Case Law Details

Case Name : Tianjin Tianshi India Private Limited Vs. ITO, Ward 16(3) (ITAT Delhi)
Appeal Number : [ITA No. 3991/Del/2010]
Date of Judgement/Order : 27/05/2011
Related Assessment Year : 2006- 07

The Delhi Bench of the Income-tax Appellate Tribunal in the case of Tianjin Tianshi India Private Limited Vs. ITO, Ward 16(3) [ITA No. 3991/Del/2010] (Assessment Year 2006- 07), held that existence of actual cross border transaction and motive to shift profits outside India or evade taxes in India are not necessary pre conditions for Transfer Pricing (TP) provisions to apply.

Facts of the case

• The taxpayer was engaged in the business of trading and distribution of products manufactured by overseas group companies. One of the group companies had established a Permanent Establishment (PE) in India which purchased these products from the group companies and resold them to the taxpayer.

• The Transfer Pricing Officer (TPO) made an adjustment to the income of the taxpayer by reducing the purchase price of the goods which were purchased from the PE.

• Aggrieved by the order of the Assessing Officer, the taxpayer appealed to the Commissioner of Income-tax (Appeals) [CIT(A)]. CIT (A) deleted the adjustment.

• Aggrieved by the order of the CIT(A) , the tax department appealed to the Tribunal.

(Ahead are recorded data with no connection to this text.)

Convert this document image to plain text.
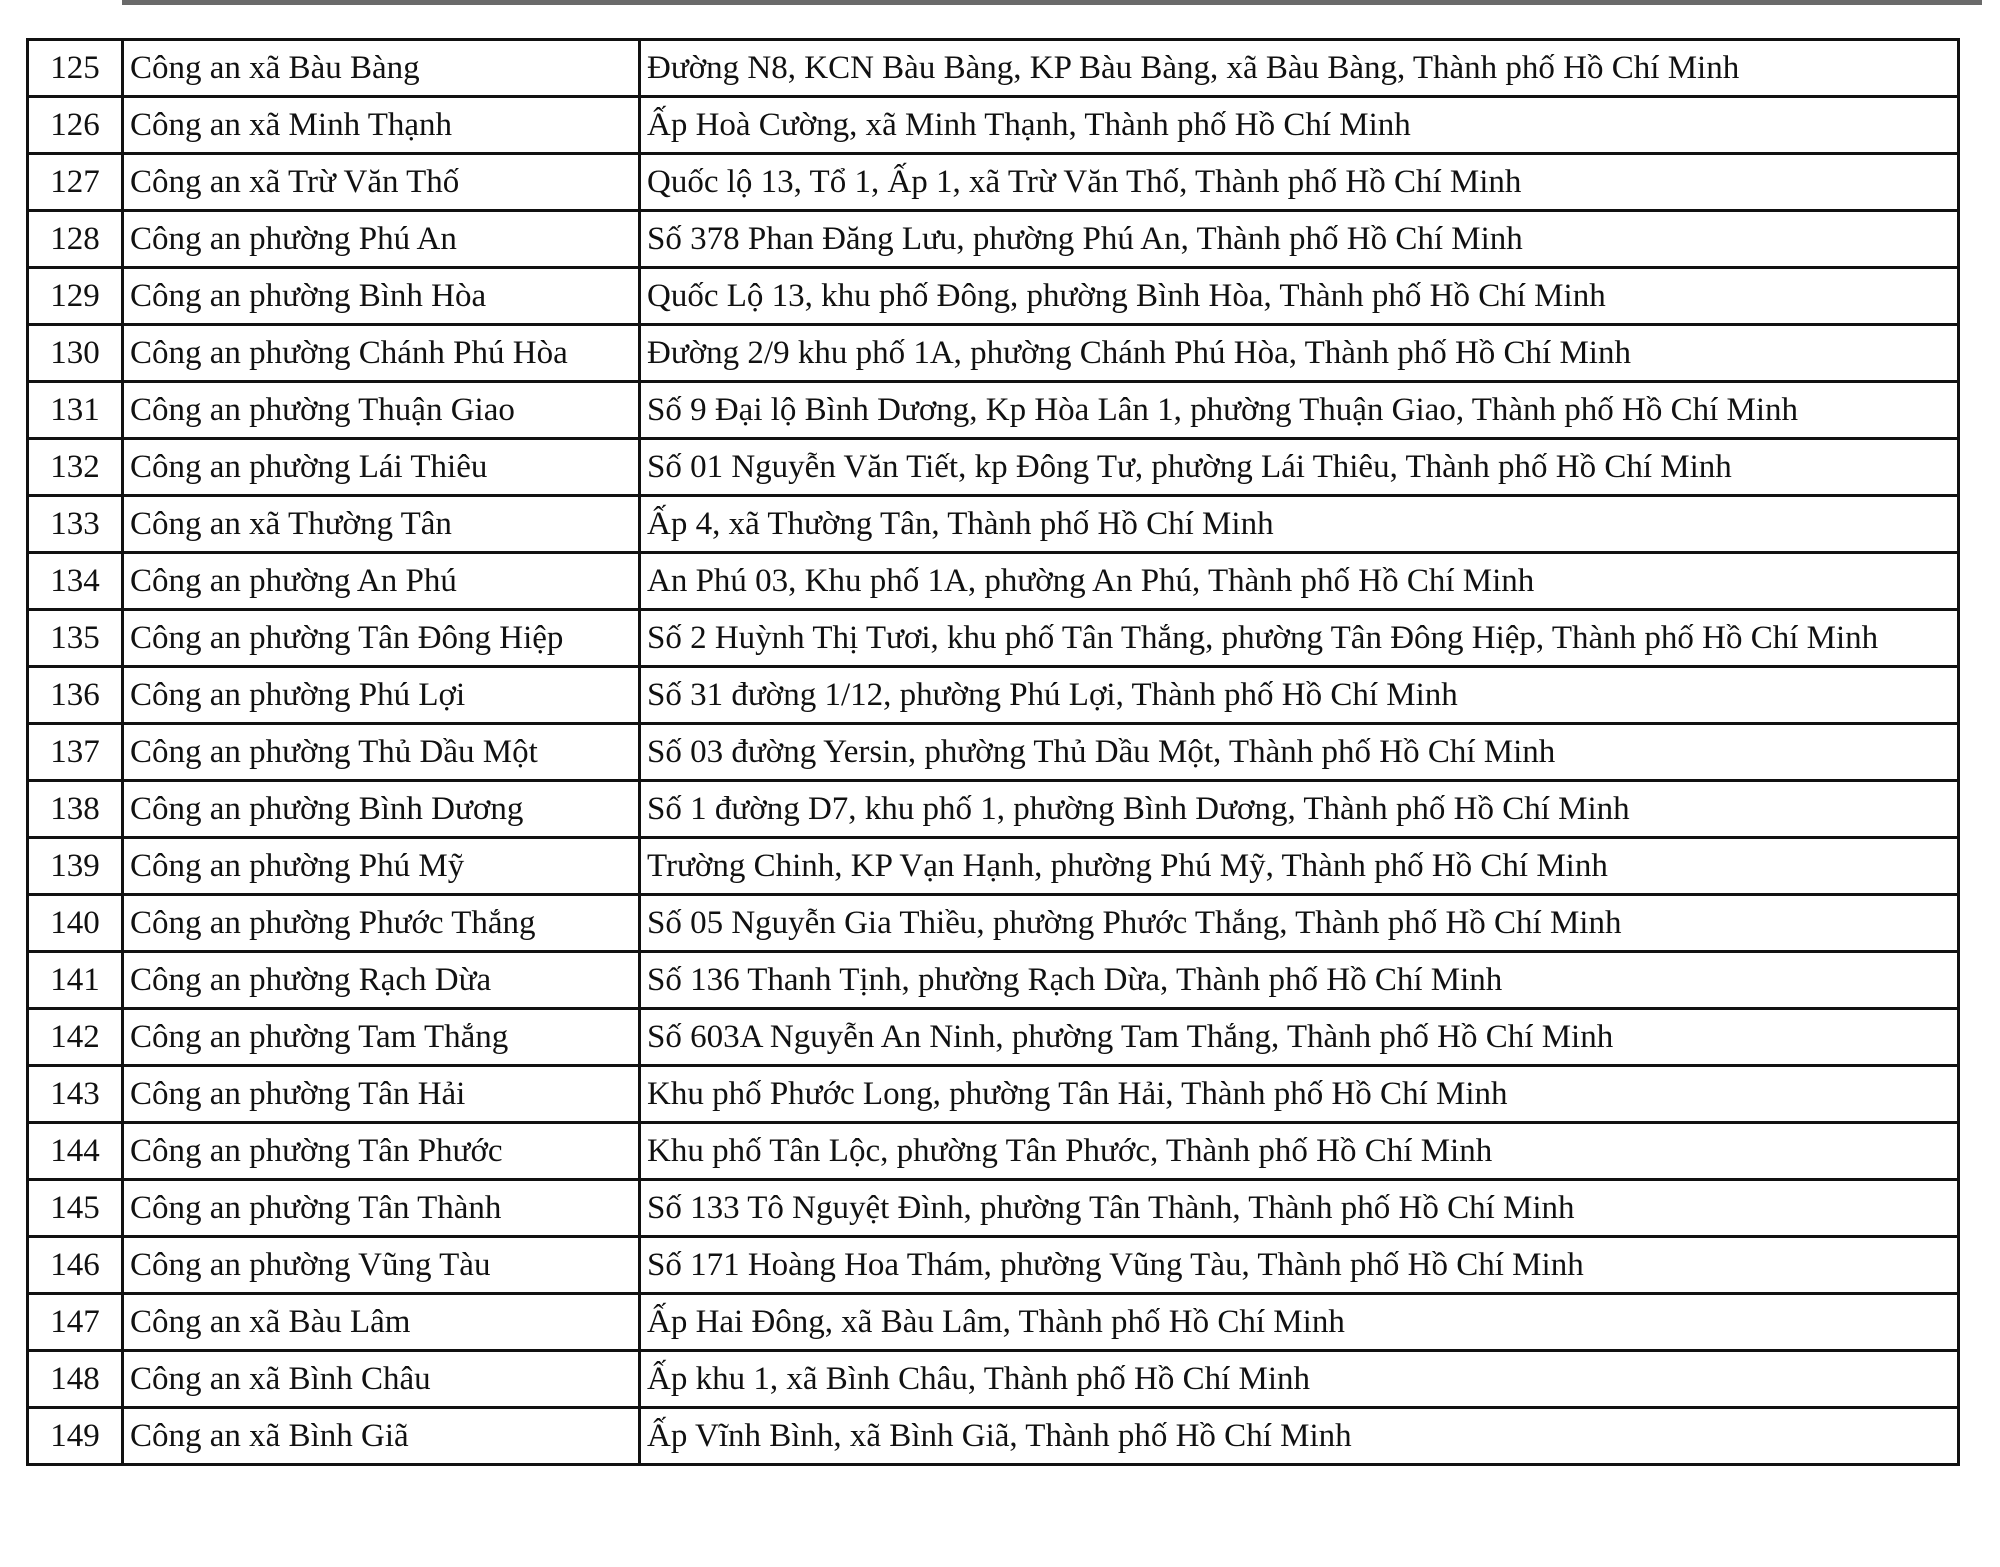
125	Công an xã Bàu Bàng	Đường N8, KCN Bàu Bàng, KP Bàu Bàng, xã Bàu Bàng, Thành phố Hồ Chí Minh
126	Công an xã Minh Thạnh	Ấp Hoà Cường, xã Minh Thạnh, Thành phố Hồ Chí Minh
127	Công an xã Trừ Văn Thố	Quốc lộ 13, Tổ 1, Ấp 1, xã Trừ Văn Thố, Thành phố Hồ Chí Minh
128	Công an phường Phú An	Số 378 Phan Đăng Lưu, phường Phú An, Thành phố Hồ Chí Minh
129	Công an phường Bình Hòa	Quốc Lộ 13, khu phố Đông, phường Bình Hòa, Thành phố Hồ Chí Minh
130	Công an phường Chánh Phú Hòa	Đường 2/9 khu phố 1A, phường Chánh Phú Hòa, Thành phố Hồ Chí Minh
131	Công an phường Thuận Giao	Số 9 Đại lộ Bình Dương, Kp Hòa Lân 1, phường Thuận Giao, Thành phố Hồ Chí Minh
132	Công an phường Lái Thiêu	Số 01 Nguyễn Văn Tiết, kp Đông Tư, phường Lái Thiêu, Thành phố Hồ Chí Minh
133	Công an xã Thường Tân	Ấp 4, xã Thường Tân, Thành phố Hồ Chí Minh
134	Công an phường An Phú	An Phú 03, Khu phố 1A, phường An Phú, Thành phố Hồ Chí Minh
135	Công an phường Tân Đông Hiệp	Số 2 Huỳnh Thị Tươi, khu phố Tân Thắng, phường Tân Đông Hiệp, Thành phố Hồ Chí Minh
136	Công an phường Phú Lợi	Số 31 đường 1/12, phường Phú Lợi, Thành phố Hồ Chí Minh
137	Công an phường Thủ Dầu Một	Số 03 đường Yersin, phường Thủ Dầu Một, Thành phố Hồ Chí Minh
138	Công an phường Bình Dương	Số 1 đường D7, khu phố 1, phường Bình Dương, Thành phố Hồ Chí Minh
139	Công an phường Phú Mỹ	Trường Chinh, KP Vạn Hạnh, phường Phú Mỹ, Thành phố Hồ Chí Minh
140	Công an phường Phước Thắng	Số 05 Nguyễn Gia Thiều, phường Phước Thắng, Thành phố Hồ Chí Minh
141	Công an phường Rạch Dừa	Số 136 Thanh Tịnh, phường Rạch Dừa, Thành phố Hồ Chí Minh
142	Công an phường Tam Thắng	Số 603A Nguyễn An Ninh, phường Tam Thắng, Thành phố Hồ Chí Minh
143	Công an phường Tân Hải	Khu phố Phước Long, phường Tân Hải, Thành phố Hồ Chí Minh
144	Công an phường Tân Phước	Khu phố Tân Lộc, phường Tân Phước, Thành phố Hồ Chí Minh
145	Công an phường Tân Thành	Số 133 Tô Nguyệt Đình, phường Tân Thành, Thành phố Hồ Chí Minh
146	Công an phường Vũng Tàu	Số 171 Hoàng Hoa Thám, phường Vũng Tàu, Thành phố Hồ Chí Minh
147	Công an xã Bàu Lâm	Ấp Hai Đông, xã Bàu Lâm, Thành phố Hồ Chí Minh
148	Công an xã Bình Châu	Ấp khu 1, xã Bình Châu, Thành phố Hồ Chí Minh
149	Công an xã Bình Giã	Ấp Vĩnh Bình, xã Bình Giã, Thành phố Hồ Chí Minh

Tax department’s contentions

1. The CIT(A)’s observations that the Indian TP regulations do not apply to transactions which are not cross border (i.e. which take place within India) is erroneous. The TP regulations would apply when one of the parties to the transaction is non-resident. In the present case, one of the parties was the PE of a foreign company and was non-resident.

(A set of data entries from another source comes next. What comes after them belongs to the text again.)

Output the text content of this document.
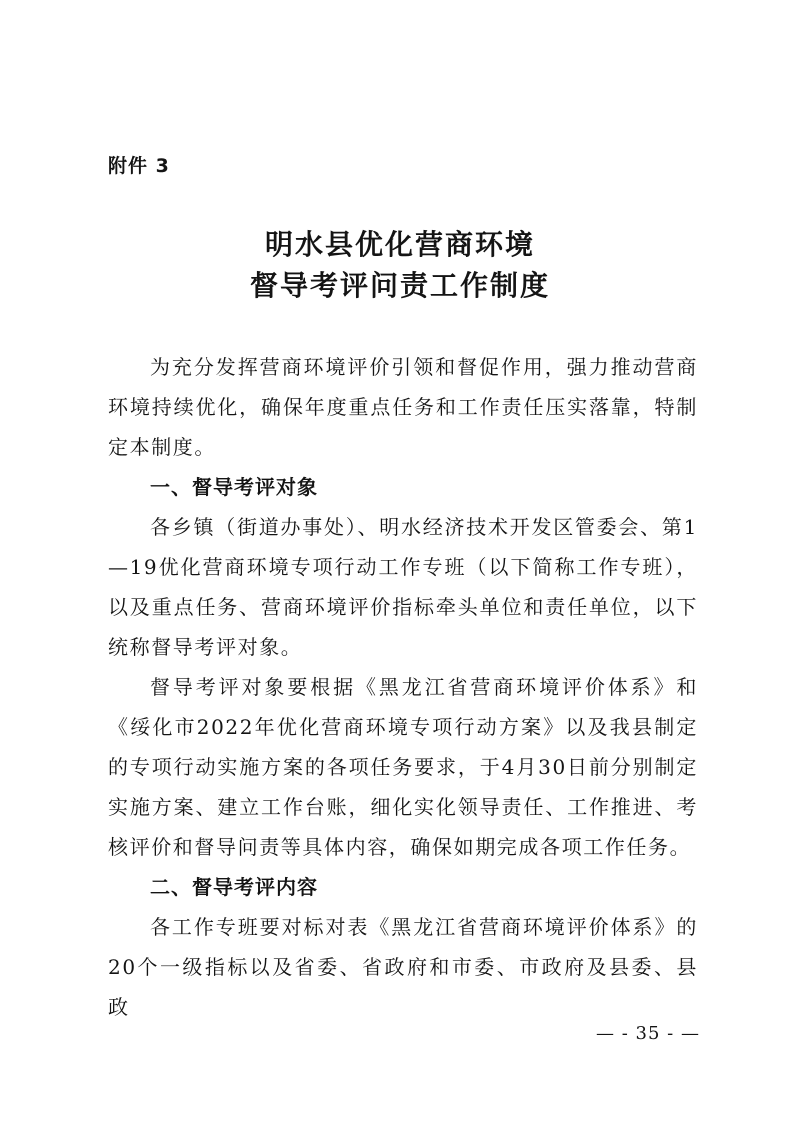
附件 3
明水县优化营商环境
督导考评问责工作制度

为充分发挥营商环境评价引领和督促作用，强力推动营商环境持续优化，确保年度重点任务和工作责任压实落靠，特制定本制度。

一、督导考评对象

各乡镇（街道办事处）、明水经济技术开发区管委会、第1—19优化营商环境专项行动工作专班（以下简称工作专班），以及重点任务、营商环境评价指标牵头单位和责任单位，以下统称督导考评对象。

督导考评对象要根据《黑龙江省营商环境评价体系》和《绥化市2022年优化营商环境专项行动方案》以及我县制定的专项行动实施方案的各项任务要求，于4月30日前分别制定实施方案、建立工作台账，细化实化领导责任、工作推进、考核评价和督导问责等具体内容，确保如期完成各项工作任务。

二、督导考评内容

各工作专班要对标对表《黑龙江省营商环境评价体系》的20个一级指标以及省委、省政府和市委、市政府及县委、县政

— - 35 - —
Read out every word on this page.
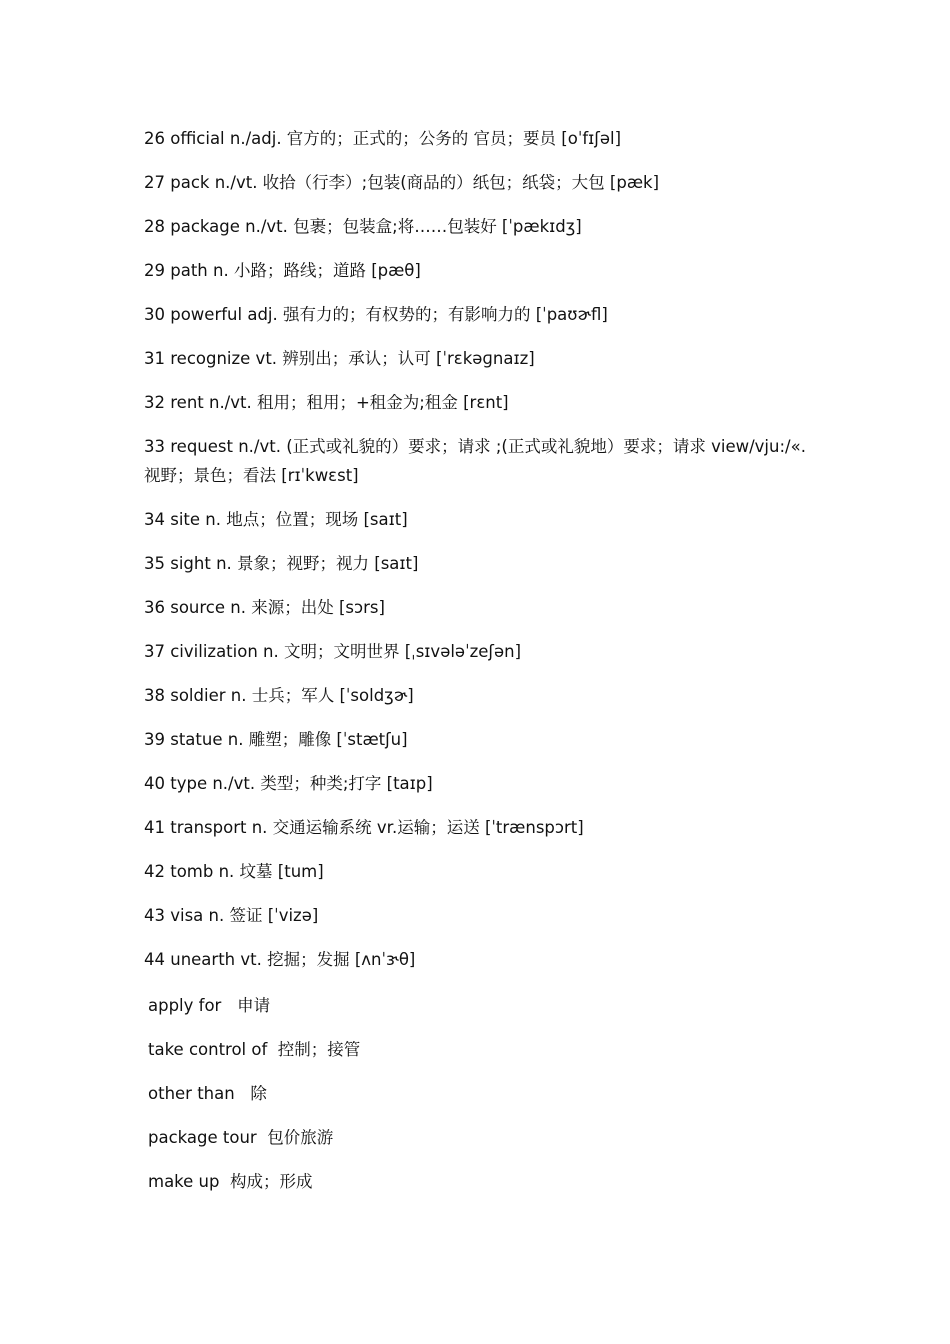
26 official n./adj. 官方的；正式的；公务的 官员；要员 [oˈfɪʃəl]
27 pack n./vt. 收拾（行李）;包装(商品的）纸包；纸袋；大包 [pæk]
28 package n./vt. 包裹；包装盒;将……包装好 [ˈpækɪdʒ]
29 path n. 小路；路线；道路 [pæθ]
30 powerful adj. 强有力的；有权势的；有影响力的 [ˈpaʊɚfl]
31 recognize vt. 辨别出；承认；认可 [ˈrɛkəɡnaɪz]
32 rent n./vt. 租用；租用；+租金为;租金 [rɛnt]
33 request n./vt. (正式或礼貌的）要求；请求 ;(正式或礼貌地）要求；请求 view/vju:/«.
视野；景色；看法 [rɪˈkwɛst]
34 site n. 地点；位置；现场 [saɪt]
35 sight n. 景象；视野；视力 [saɪt]
36 source n. 来源；出处 [sɔrs]
37 civilization n. 文明；文明世界 [ˌsɪvələˈzeʃən]
38 soldier n. 士兵；军人 [ˈsoldʒɚ]
39 statue n. 雕塑；雕像 [ˈstætʃu]
40 type n./vt. 类型；种类;打字 [taɪp]
41 transport n. 交通运输系统 vr.运输；运送 [ˈtrænspɔrt]
42 tomb n. 坟墓 [tum]
43 visa n. 签证 [ˈvizə]
44 unearth vt. 挖掘；发掘 [ʌnˈɝθ]
apply for   申请
take control of  控制；接管
other than   除
package tour  包价旅游
make up  构成；形成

2. The purported legislative intent behind enactment of Indian TP regulations viz. to counteract tax avoidance through shifting of profits outside India was not relevant when the provisions of law were unambiguous. The provisions of law were clear that TP regulations would apply when one of the parties to a transaction was non-resident, even though subject to Indian tax jurisdiction.

Taxpayer’s contentions – There was no cross border transaction as the entity making sale to the taxpayer (viz. PE of taxpayer’s associated enterprise) was located in India and was subject to Indian tax jurisdiction with regard to income-tax, import duty, sales tax, VAT, etc. The PE was assessed in India as a foreign company which is chargeable to a higher rate of tax. This is evidence of the fact that there is absence of motive to shift profits or to evade taxes in India.

Tribunal’s ruling – The TP regulations would apply when one of the parties to the transaction is non-resident, even if the transactions take place within India. There is no need to look into the legislative intent behind introduction of TP provisions (like counteracting shifting of profits outside India) when the provisions themselves are unambiguous.

Our Comments –This ruling brings out the fact that transactions between an Indian PE of an overseas associated enterprise and a domestic company would be covered under Indian TP regulations by virtue of the fact that the PE is designated as a foreign company and a non-resident.